Reached by The Verge, Clearview CEO Hoan Ton-That said he was unaware of the online writings and that neither employee remains with the company.

“I learned about the world, its inhabitants and ideas online.”

I am not a white supremacist or an anti-semite, nor am I sympathetic to any of those views,” Ton-That said in a statement. “They are abhorrent and I reject them wholly and without reservation.”

Clearview AI rose to prominence earlier this year, quietly offering facial recognition services to law enforcement and corporate clients that would identify a person from a photograph. Much of the company’s database was scraped from Facebook, Twitter, and other social networks in apparent violation of the platforms’ privacy protections and terms of service. Vermont Attorney General TJ Donovan is currently suing the company on those grounds, calling the service “unscrupulous, unethical, and contrary to public policy.”

At the same time, Clearview appears to have wide adoption within law enforcement. A client list obtained by BuzzFeed News lists more than 2,000 clients, including the FBI, Department of Justice, and US Immigration and Customs Enforcement (ICE). Corporate clients include major brands like Best Buy and Macy’s.

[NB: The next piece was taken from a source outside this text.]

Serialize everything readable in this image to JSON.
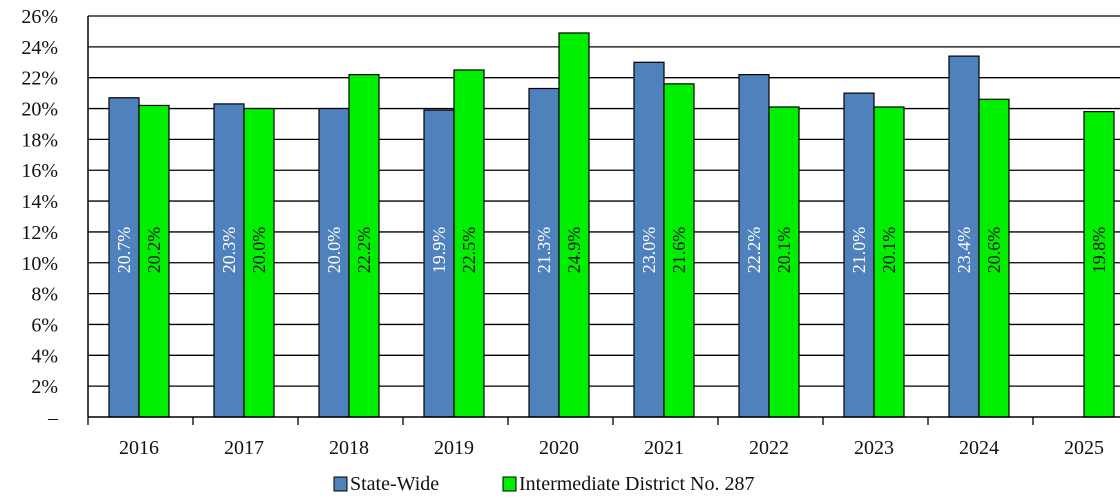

The HuffPost report also details a web of more ambiguous connections between Ton-That and alt-right figures like Chuck Johnson, Pax Dickinson, and Richard Spencer. Ton-That was active on Johnson’s WeSearchr platform and appears to have socialized extensively with Johnson. (One photo, shared by Mike Cernovich, shows the pair giving the “okay” sign together at a restaurant.) Johnson also promoted Clearview extensively within his circle, even giving a private demo to a passenger on a plane. His broader involvement in the company is unclear, and Johnson has made various contradictory statements regarding it.

In his statement, Ton-That described those associations as the product of a life spent on the internet. “I learned about the world, its inhabitants and ideas online,” Ton-That said. “It had not always been a straight path, and it had not always served me well. There was a period when I explored a range of ideas—not out of belief in any of them, but out of a desire to search for self and place in the world. I have finally found it, and the mission to help make America a safer place.”